Aimons-nous la langue française ?

Le 4 mai 2017

Michael EDWARDS

bloc-notes du mois de mai 2017

 

Nous connaissons les premières phrases du Discours de la méthode, de Descartes, qui ne commence pas ainsi :

 

Le bon sens est la chose du monde la mieux partagée : car chacun et chacune pensent en être si bien pourvu(e), que ceux et celles mêmes qui sont les plus difficiles à contenter en toute autre chose n’ont point coutume d’en désirer plus qu’ils et elles en ont. En quoi il n’est pas vraisemblable que tous et toutes se trompent ; mais plutôt cela témoigne que la puissance de bien juger […] est naturellement égale en tous les hommes et toutes les femmes ; et ainsi que la diversité de nos opinions ne vient pas de ce que les uns et les unes sont plus raisonnables que les autres […].

 

En écrivant ainsi, Descartes serait devenu l’homme, ou la femme, le/la plus absurde de son époque. Pourtant, nous entendons tous les jours cette langue dénaturée. Et malade : un certain français moderne a le hoquet. « Ceux (hic !) et celles parmi les habitants (hic !) et les habitantes de notre commune qui voudront savoir s’ils (hic !) ou elles sont éligibles à ce poste… » J’exagère à peine. Écoutez surtout les politiques. De nombreuses voix se sont élevées contre cette langue barbare, politiquement correcte et moralement assommante, mais son vrai danger serait de briser le rythme du français. Une langue qui sait avancer avec une cadence souple et une respiration aisée se trouve continuellement empêtrée. Il s’agit de la survie d’un français agile et harmonieux.

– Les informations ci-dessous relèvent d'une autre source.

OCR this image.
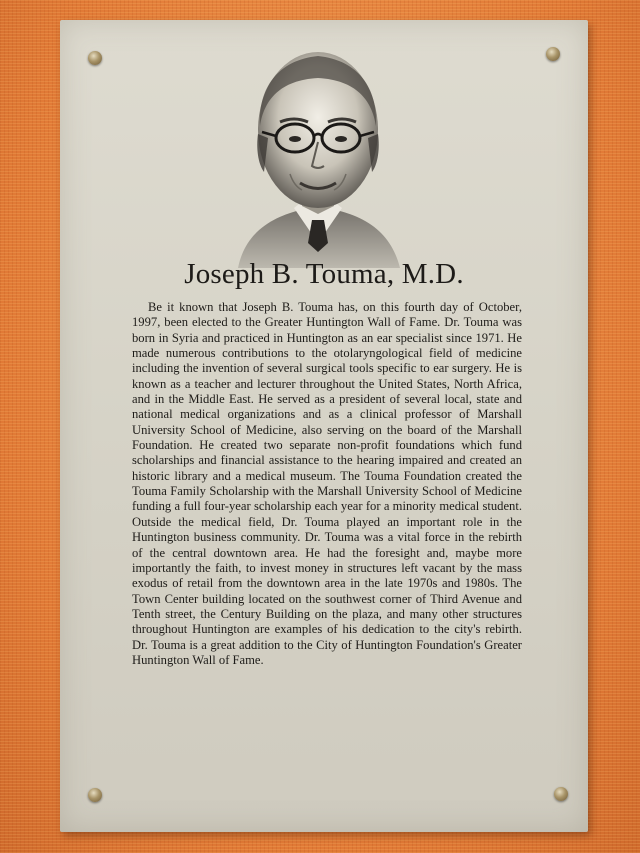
Joseph B. Touma, M.D.

Be it known that Joseph B. Touma has, on this fourth day of October, 1997, been elected to the Greater Huntington Wall of Fame. Dr. Touma was born in Syria and practiced in Huntington as an ear specialist since 1971. He made numerous contributions to the otolaryngological field of medicine including the invention of several surgical tools specific to ear surgery. He is known as a teacher and lecturer throughout the United States, North Africa, and in the Middle East. He served as a president of several local, state and national medical organizations and as a clinical professor of Marshall University School of Medicine, also serving on the board of the Marshall Foundation. He created two separate non-profit foundations which fund scholarships and financial assistance to the hearing impaired and created an historic library and a medical museum. The Touma Foundation created the Touma Family Scholarship with the Marshall University School of Medicine funding a full four-year scholarship each year for a minority medical student. Outside the medical field, Dr. Touma played an important role in the Huntington business community. Dr. Touma was a vital force in the rebirth of the central downtown area. He had the foresight and, maybe more importantly the faith, to invest money in structures left vacant by the mass exodus of retail from the downtown area in the late 1970s and 1980s. The Town Center building located on the southwest corner of Third Avenue and Tenth street, the Century Building on the plaza, and many other structures throughout Huntington are examples of his dedication to the city's rebirth. Dr. Touma is a great addition to the City of Huntington Foundation's Greater Huntington Wall of Fame.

Si le corps sonore de la langue souffre de ce comportement obsessif, une autre forme de novlangue présente un défaut encore plus inquiétant : on ne peut pas la lire à haute voix. Pour éviter sans doute les répétitions cheminant à la queue leu leu, on a inventé une nouvelle orthographe. La voici :

 

Le (la) président.e élu.e par l’ensemble des citoyen.ne.s sera celui/celle de tou.te.s les Français.es. Il/elle aura à tenir compte des opposant.e.s à son élection, car aucun.e de ses compatriotes ne doit se sentir méprisé.e par le/la chef.fe de l’État.

 

Ce français également défiguré, atteint d’une maladie qui couvre la page d’une sorte d’eczéma, nous amènerait à rédiger à nouveau certains articles de la Déclaration des droits de l’homme et du citoyen. L’article premier commencerait, en utilisant l’autre recours typographique de cette glossomanie, par : « Les hommes/femmes naissent et demeurent libres et éga-ux-les en droits » ; l’article 7, par : « Nul-le homme/femme ne peut être accusé-e, arrêté-e ni détenu-e que dans les cas déterminés par la Loi ». Comment lire ce charabia, cette écriture sans parole, même en le prononçant silencieusement dans sa tête ? Chacun point e de mes ami point e point s sait que je préfère une approche irénique, et que je répugne à invectiver les ennemi trait d’union e trait d’union s de la raison ; mais enough is enough. C’est la chair même du français qui est ainsi rongée, et son esprit qui se trouve frappé d’une sorte de bégaiement cérébral.

Le pire : non seulement ce français décadent perd son rythme, sa « longue coulée mélodique » (Claudel), ou devient un langage aphone offert uniquement aux yeux, mais il invite aussi à commettre des erreurs de français. Un candidat récent s’adressa ainsi à nous sur la feuille où il expliquait son programme : « Cher.e.s compatriotes ». Où était parti l’accent grave sur la forme féminine de cher ?

Je ne vise pas l’idéologie féministe. L’objection contre un français saccadé, muet ou fautif est strictement linguistique. C’est aux partisans de la féminisation de la langue à proposer un moyen d’y arriver qui évite cette intolérable laideur. Qui ne produise pas une langue que l’on n’aurait plus envie de parler ni d’écrire, et que les étrangers ne voudraient plus apprendre.